Перед смертью Грин попросил, чтобы к нему пришел священник. Александр Степанович исповедался и причастился, и это был не просто жест отчаяния прожившего всю жизнь вне веры и в самый последний миг вдруг опомнившегося человека.

В апреле 1930 года, в ответ на вопрос, верит ли он сейчас в Бога, Грин писал Вере Павловне Калицкой, и его слова – объяснение тому, почему так мало церковного в его прозе: «…Религия, вера, Бог – эти явления, которые в чемто искажаются, если обозначить их словами. … Не знаю, почему, но для меня это так.
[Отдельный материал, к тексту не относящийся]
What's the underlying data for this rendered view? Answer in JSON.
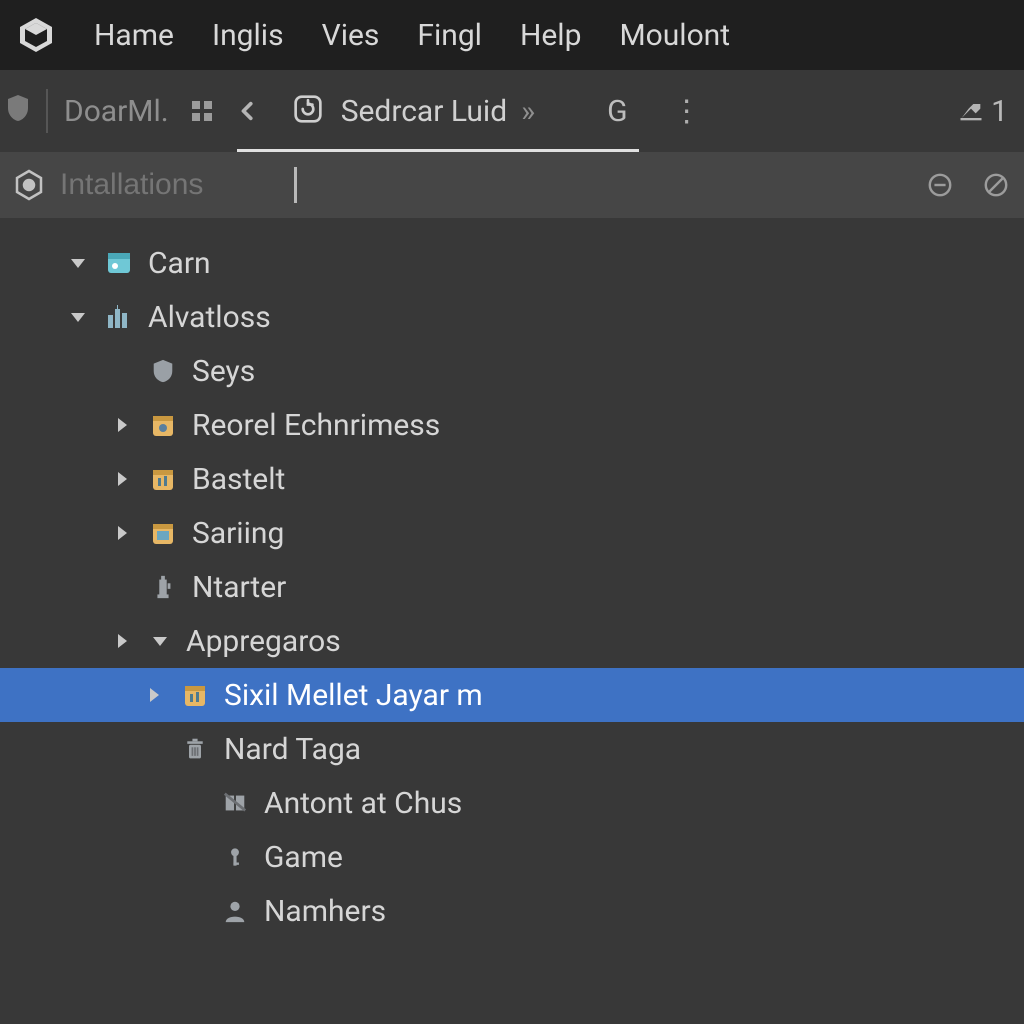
{
  "menubar": {
    "items": [
      "Hame",
      "Inglis",
      "Vies",
      "Fingl",
      "Help",
      "Moulont"
    ]
  },
  "tabbar": {
    "left_label": "DoarMl.",
    "tab_label": "Sedrcar Luid",
    "tab_chevrons": "»",
    "g_label": "G",
    "right_count": "1"
  },
  "searchbar": {
    "placeholder": "Intallations"
  },
  "tree": [
    {
      "depth": 0,
      "arrow": "down",
      "icon": "scene",
      "label": "Carn",
      "selected": false
    },
    {
      "depth": 0,
      "arrow": "down",
      "icon": "city",
      "label": "Alvatloss",
      "selected": false
    },
    {
      "depth": 1,
      "arrow": "none",
      "icon": "shield",
      "label": "Seys",
      "selected": false
    },
    {
      "depth": 1,
      "arrow": "right",
      "icon": "folder-a",
      "label": "Reorel Echnrimess",
      "selected": false
    },
    {
      "depth": 1,
      "arrow": "right",
      "icon": "folder-b",
      "label": "Bastelt",
      "selected": false
    },
    {
      "depth": 1,
      "arrow": "right",
      "icon": "folder-c",
      "label": "Sariing",
      "selected": false
    },
    {
      "depth": 1,
      "arrow": "none",
      "icon": "tower",
      "label": "Ntarter",
      "selected": false
    },
    {
      "depth": 1,
      "arrow": "right2",
      "icon": "none",
      "label": "Appregaros",
      "selected": false
    },
    {
      "depth": 2,
      "arrow": "right",
      "icon": "folder-b",
      "label": "Sixil Mellet Jayar m",
      "selected": true
    },
    {
      "depth": 2,
      "arrow": "none",
      "icon": "trash",
      "label": "Nard Taga",
      "selected": false
    },
    {
      "depth": 3,
      "arrow": "none",
      "icon": "book",
      "label": "Antont at Chus",
      "selected": false
    },
    {
      "depth": 3,
      "arrow": "none",
      "icon": "key",
      "label": "Game",
      "selected": false
    },
    {
      "depth": 3,
      "arrow": "none",
      "icon": "person",
      "label": "Namhers",
      "selected": false
    }
  ]
}
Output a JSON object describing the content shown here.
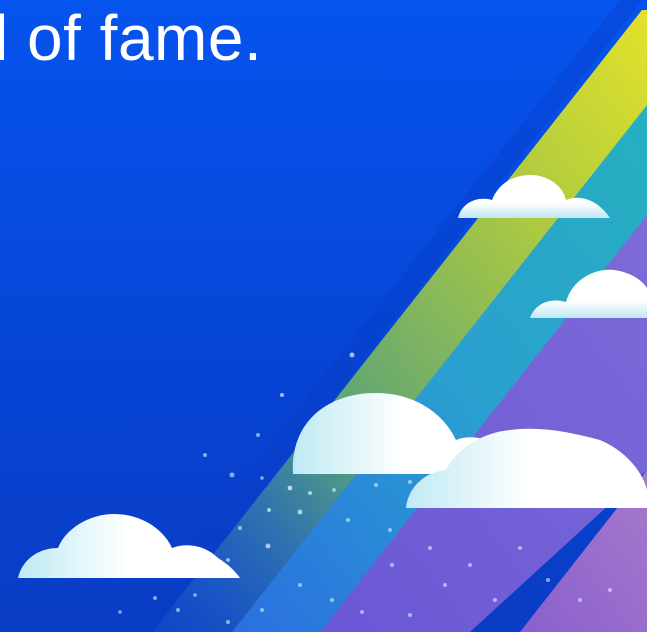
{
  "headline": "l of fame.",
  "colors": {
    "background": "#0654ee",
    "stripe_yellow": "#d7e029",
    "stripe_teal": "#27a6c4",
    "stripe_purple": "#7b63d3",
    "stripe_magenta": "#9a6fc9",
    "cloud": "#ffffff",
    "headline_text": "#ffffff"
  }
}
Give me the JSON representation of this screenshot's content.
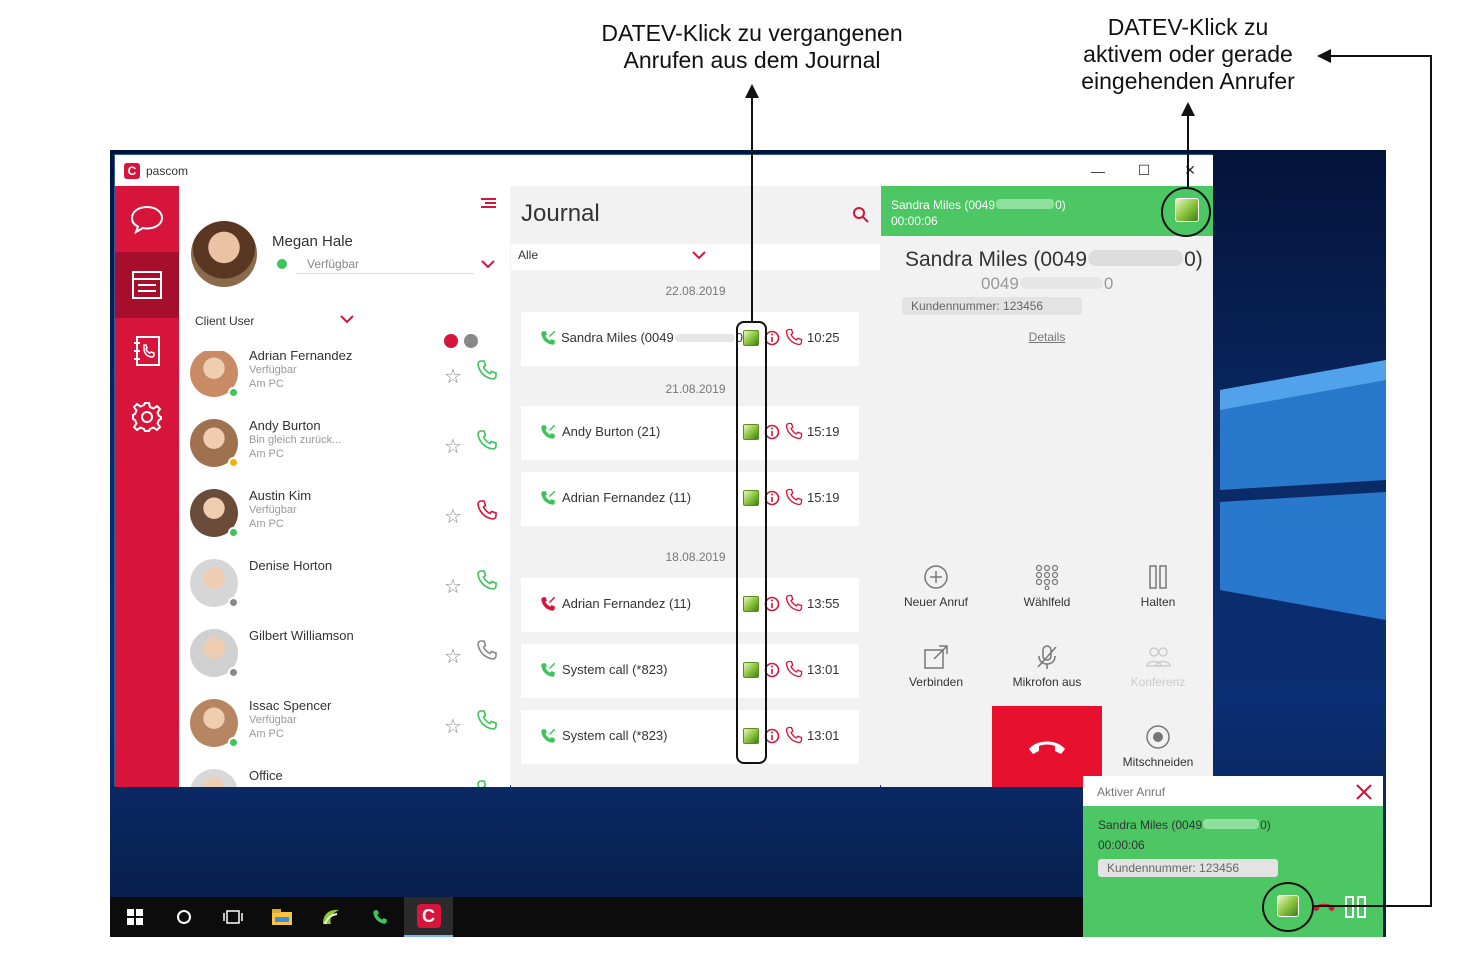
{
  "annotations": {
    "journal_line1": "DATEV-Klick zu vergangenen",
    "journal_line2": "Anrufen aus dem Journal",
    "active_line1": "DATEV-Klick zu",
    "active_line2": "aktivem oder gerade",
    "active_line3": "eingehenden Anrufer"
  },
  "window": {
    "title": "pascom",
    "minimize": "—",
    "maximize": "☐",
    "close": "✕"
  },
  "user": {
    "name": "Megan Hale",
    "status": "Verfügbar",
    "group": "Client User"
  },
  "contacts": [
    {
      "name": "Adrian Fernandez",
      "line1": "Verfügbar",
      "line2": "Am PC",
      "status_color": "#3cc35a",
      "phone_color": "#3cc35a"
    },
    {
      "name": "Andy Burton",
      "line1": "Bin gleich zurück...",
      "line2": "Am PC",
      "status_color": "#f5b400",
      "phone_color": "#3cc35a"
    },
    {
      "name": "Austin Kim",
      "line1": "Verfügbar",
      "line2": "Am PC",
      "status_color": "#3cc35a",
      "phone_color": "#d7143a"
    },
    {
      "name": "Denise Horton",
      "line1": "",
      "line2": "",
      "status_color": "#888888",
      "phone_color": "#3cc35a"
    },
    {
      "name": "Gilbert Williamson",
      "line1": "",
      "line2": "",
      "status_color": "#888888",
      "phone_color": "#888888"
    },
    {
      "name": "Issac Spencer",
      "line1": "Verfügbar",
      "line2": "Am PC",
      "status_color": "#3cc35a",
      "phone_color": "#3cc35a"
    },
    {
      "name": "Office",
      "line1": "",
      "line2": "",
      "status_color": "#888888",
      "phone_color": "#3cc35a"
    }
  ],
  "journal": {
    "title": "Journal",
    "filter": "Alle",
    "dates": [
      "22.08.2019",
      "21.08.2019",
      "18.08.2019"
    ],
    "entries": [
      {
        "name": "Sandra Miles (0049",
        "name_end": "0)",
        "time": "10:25",
        "incoming": true
      },
      {
        "name": "Andy Burton (21)",
        "name_end": "",
        "time": "15:19",
        "incoming": false
      },
      {
        "name": "Adrian Fernandez (11)",
        "name_end": "",
        "time": "15:19",
        "incoming": false
      },
      {
        "name": "Adrian Fernandez (11)",
        "name_end": "",
        "time": "13:55",
        "incoming": false
      },
      {
        "name": "System call (*823)",
        "name_end": "",
        "time": "13:01",
        "incoming": false
      },
      {
        "name": "System call (*823)",
        "name_end": "",
        "time": "13:01",
        "incoming": false
      }
    ]
  },
  "call": {
    "header_name": "Sandra Miles (0049",
    "header_name_end": "0)",
    "duration": "00:00:06",
    "big_name": "Sandra Miles (0049",
    "big_name_end": "0)",
    "number_start": "0049",
    "number_end": "0",
    "customer": "Kundennummer: 123456",
    "details": "Details",
    "actions": {
      "new_call": "Neuer Anruf",
      "dialpad": "Wählfeld",
      "hold": "Halten",
      "transfer": "Verbinden",
      "mute": "Mikrofon aus",
      "conference": "Konferenz",
      "record": "Mitschneiden"
    }
  },
  "notification": {
    "title": "Aktiver Anruf",
    "name": "Sandra Miles (0049",
    "name_end": "0)",
    "duration": "00:00:06",
    "customer": "Kundennummer: 123456"
  },
  "colors": {
    "brand_red": "#d7143a",
    "call_green": "#4cc764"
  }
}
…Мы с Ниной верим, ничего не пытаясь понять, так как понять нельзя. Нам даны только знаки участия Высшей Воли в жизни. Не всегда их можно заметить, а если научиться замечать, многое, казавшееся непонятным в жизни, вдруг находит объяснение». [539]

Вера Павловна отвечала Грину: «Прости, что я не ответила быстро на Твое последнее коротенькое письмо о религии. Если бы не оно – так я бы, вероятно, и вообще не сумела бы написать тебе. У меня одно время пропало всякое доверие к Тебе, даже самое минимальное. Но когда я прочла Твое коротенькое письмо, я подумала, что ошиблась. Ведь только ханжи и лицемеры „умеют“ писать легко и развязно о Боге. А Ты написал очень хорошо. И опять блеснула та сторона Твоей души, с которой не страшно». [540]
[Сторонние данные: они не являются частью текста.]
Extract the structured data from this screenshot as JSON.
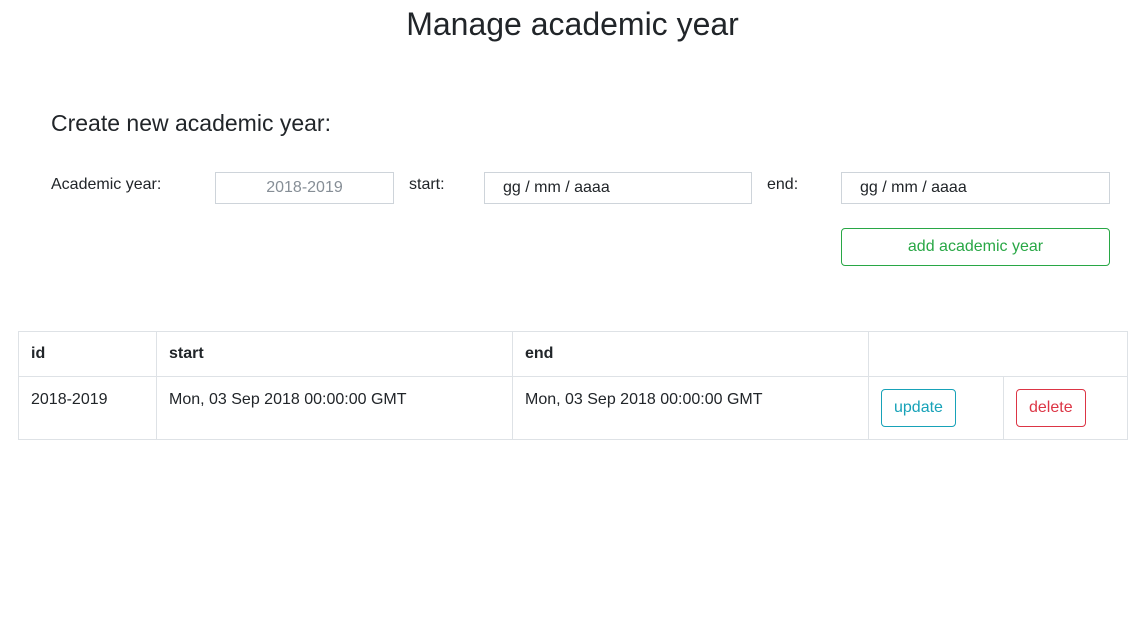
{
  "page": {
    "title": "Manage academic year"
  },
  "form": {
    "heading": "Create new academic year:",
    "year_label": "Academic year:",
    "year_placeholder": "2018-2019",
    "year_value": "",
    "start_label": "start:",
    "start_value": "gg / mm / aaaa",
    "end_label": "end:",
    "end_value": "gg / mm / aaaa",
    "submit_label": "add academic year"
  },
  "table": {
    "headers": [
      "id",
      "start",
      "end",
      ""
    ],
    "rows": [
      {
        "id": "2018-2019",
        "start": "Mon, 03 Sep 2018 00:00:00 GMT",
        "end": "Mon, 03 Sep 2018 00:00:00 GMT",
        "update_label": "update",
        "delete_label": "delete"
      }
    ]
  },
  "colors": {
    "success": "#28a745",
    "info": "#17a2b8",
    "danger": "#dc3545",
    "border": "#dee2e6",
    "text": "#212529"
  }
}
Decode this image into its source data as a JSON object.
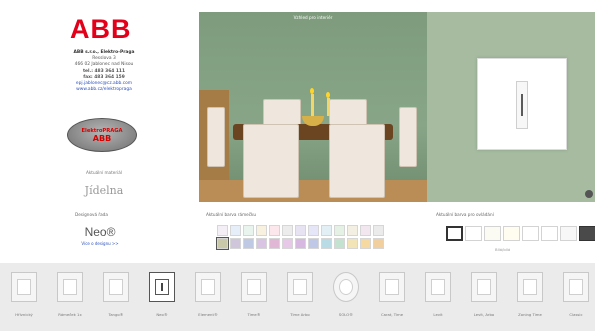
{
  "brand": {
    "logo": "ABB",
    "company": "ABB s.r.o., Elektro-Praga",
    "street": "Resslova 3",
    "city": "466 02 Jablonec nad Nisou",
    "tel": "tel.: 483 364 111",
    "fax": "fax: 483 364 159",
    "email": "epj.jablonec@cz.abb.com",
    "web": "www.abb.cz/elektropraga",
    "badge_top": "ElektroPRAGA",
    "badge_bottom": "ABB"
  },
  "technology": {
    "label": "Aktuální materiál",
    "name": "Jídelna"
  },
  "room": {
    "title": "Vzhled pro interiér"
  },
  "design": {
    "label": "Designová řada",
    "name": "Neo®",
    "link": "Více o designu >>"
  },
  "colors": {
    "label": "Aktuální barva rámečku",
    "swatches": [
      "#f4eef6",
      "#e6eef9",
      "#e9f4ef",
      "#f8f1e0",
      "#fbe7ec",
      "#ececec",
      "#e8e3f3",
      "#e5e6f7",
      "#e2f0f6",
      "#e6f1e6",
      "#f4efe3",
      "#f2e7ee",
      "#ebebeb",
      "#c9c8a8",
      "#cfc6dc",
      "#c0c9e4",
      "#d9c4e4",
      "#e0b7d4",
      "#e8c8e9",
      "#d7b8e0",
      "#bfc8e6",
      "#b9dbe6",
      "#c3e2cf",
      "#f2e4b6",
      "#f5d9a0",
      "#f2cf9e"
    ],
    "selected_index": 13
  },
  "inserts": {
    "label": "Aktuální barva pro ovládání",
    "sublabel": "Bílá/bílá",
    "items": [
      "#ffffff",
      "#ffffff",
      "#fbfbf4",
      "#fffdf0",
      "#ffffff",
      "#ffffff",
      "#f7f7f7",
      "#4a4a4a"
    ],
    "selected_index": 0
  },
  "frames": [
    {
      "label": "Hřívnický"
    },
    {
      "label": "Rámeček 1x"
    },
    {
      "label": "Tango®"
    },
    {
      "label": "Neo®"
    },
    {
      "label": "Element®"
    },
    {
      "label": "Time®"
    },
    {
      "label": "Time Arbo"
    },
    {
      "label": "SOLO®"
    },
    {
      "label": "Carat, Time"
    },
    {
      "label": "Levit"
    },
    {
      "label": "Levit, Arbo"
    },
    {
      "label": "Zoning Time"
    },
    {
      "label": "Classic"
    }
  ],
  "frames_selected_index": 3,
  "frames_round_index": 7
}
В письме Грина к И. А. Новикову есть такие строки: «Я буду очень рад, конечно, если Ваше положение лучше, чем я представляю его себе, а потому желаю Вам и в том, и в другом случае не падать духом, твердо надеясь на… я бы сказал, на Кого, если бы знал, что вызовет в Вас соответствующий отклик». [541]
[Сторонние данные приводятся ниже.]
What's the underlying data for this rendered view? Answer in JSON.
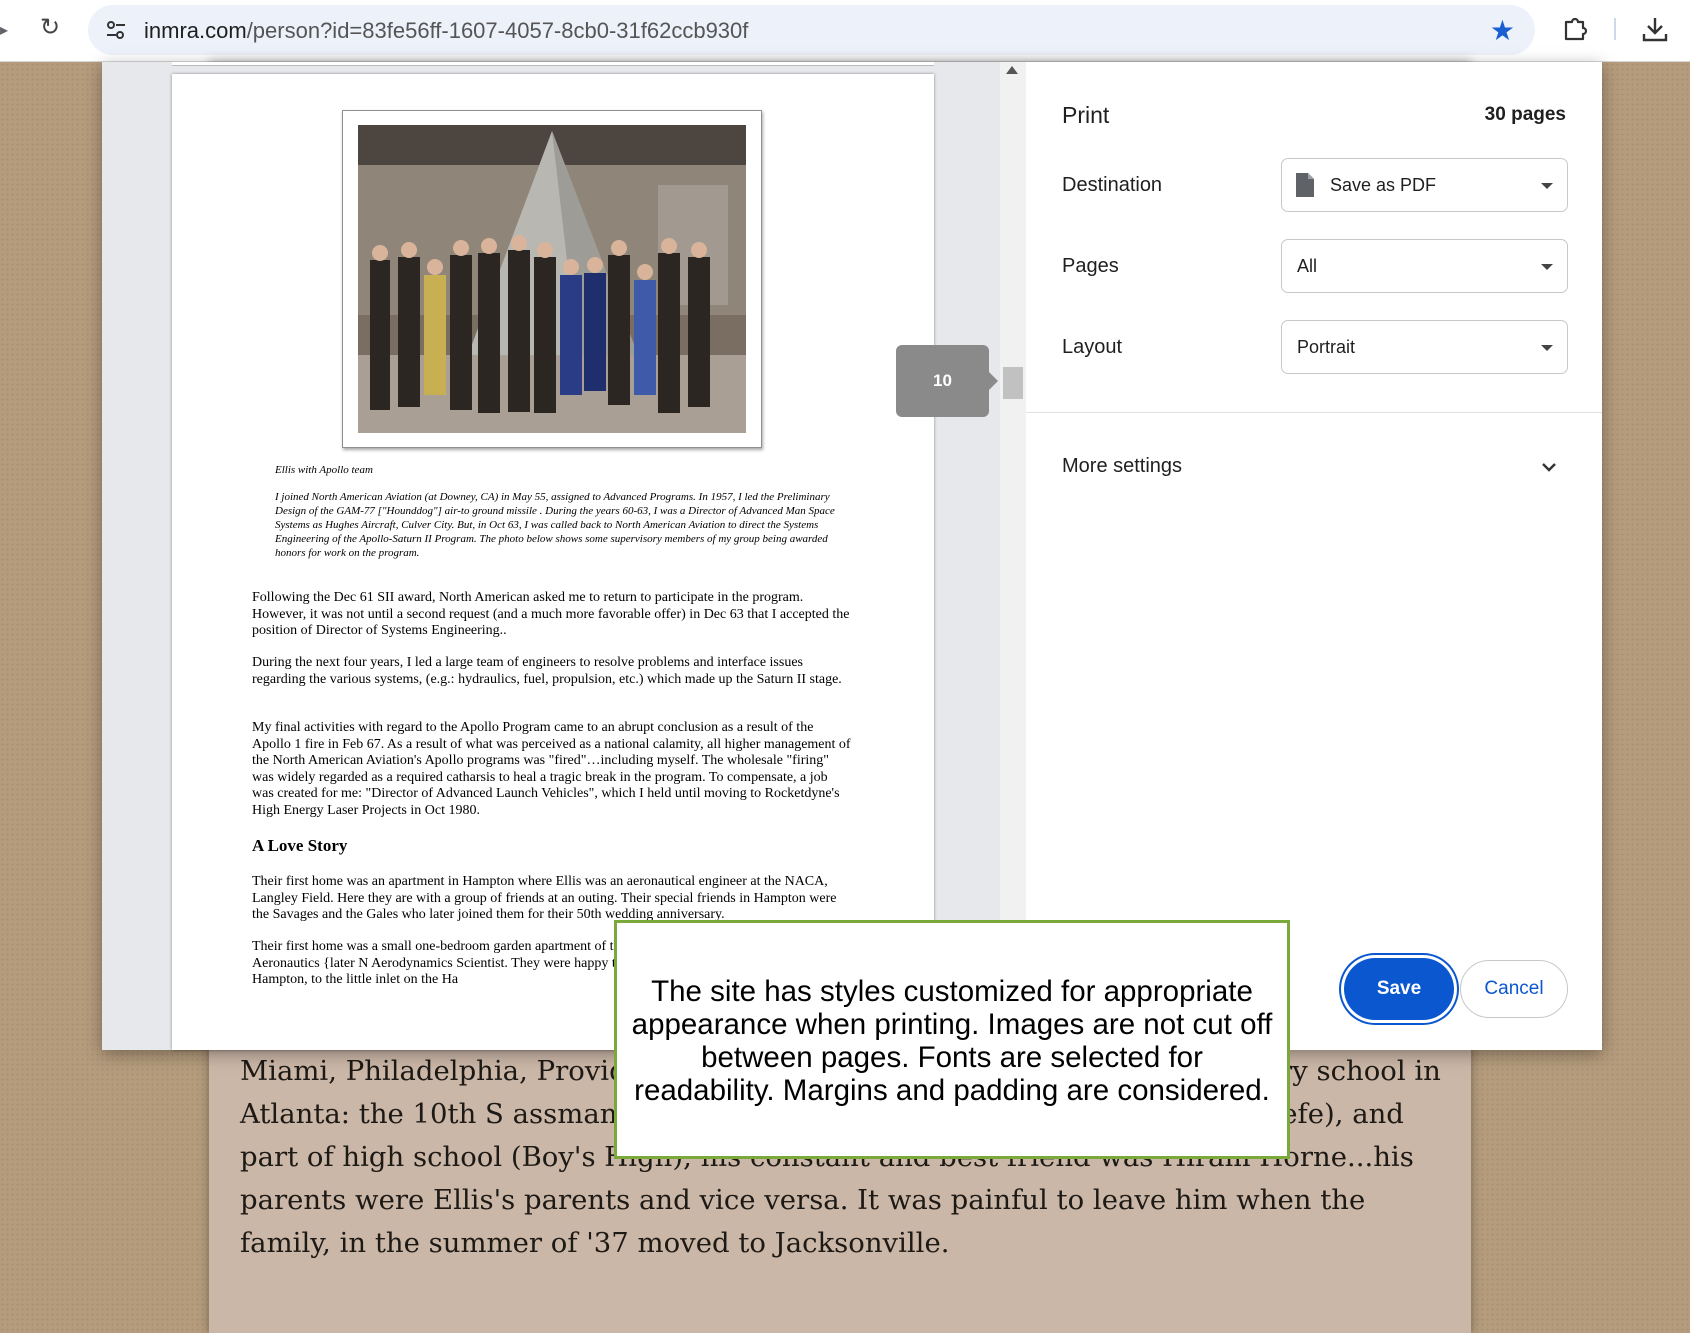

Писателю Юрию Домбровскому, которого в 1930 году послали к Грину взять интервью от редакции журнала «Безбожник», Грин ответил: «Вот что, молодой человек, я верю в Бога». [542]

Домбровский далее пишет о том, что он смешался и стал извиняться, на что Грин добродушно сказал: «Ну вот, это-то зачем? Лучше извинитесь перед собой за то, что вы неверующий. Хотя это пройдет, конечно. Скоро пройдет». [543]

Это действительно пройдет в судьбе Юрия Осиповича, когда он станет узником ГУЛАГа, а потом напишет «Хранителя древностей» и «Факультет ненужных вещей», но, возвращаясь к Грину, надо сказать, что судить о том, каким был его путь к вере, очень сложно, а вместе с тем необходимо, потому что без этого образ писателя будет неполным.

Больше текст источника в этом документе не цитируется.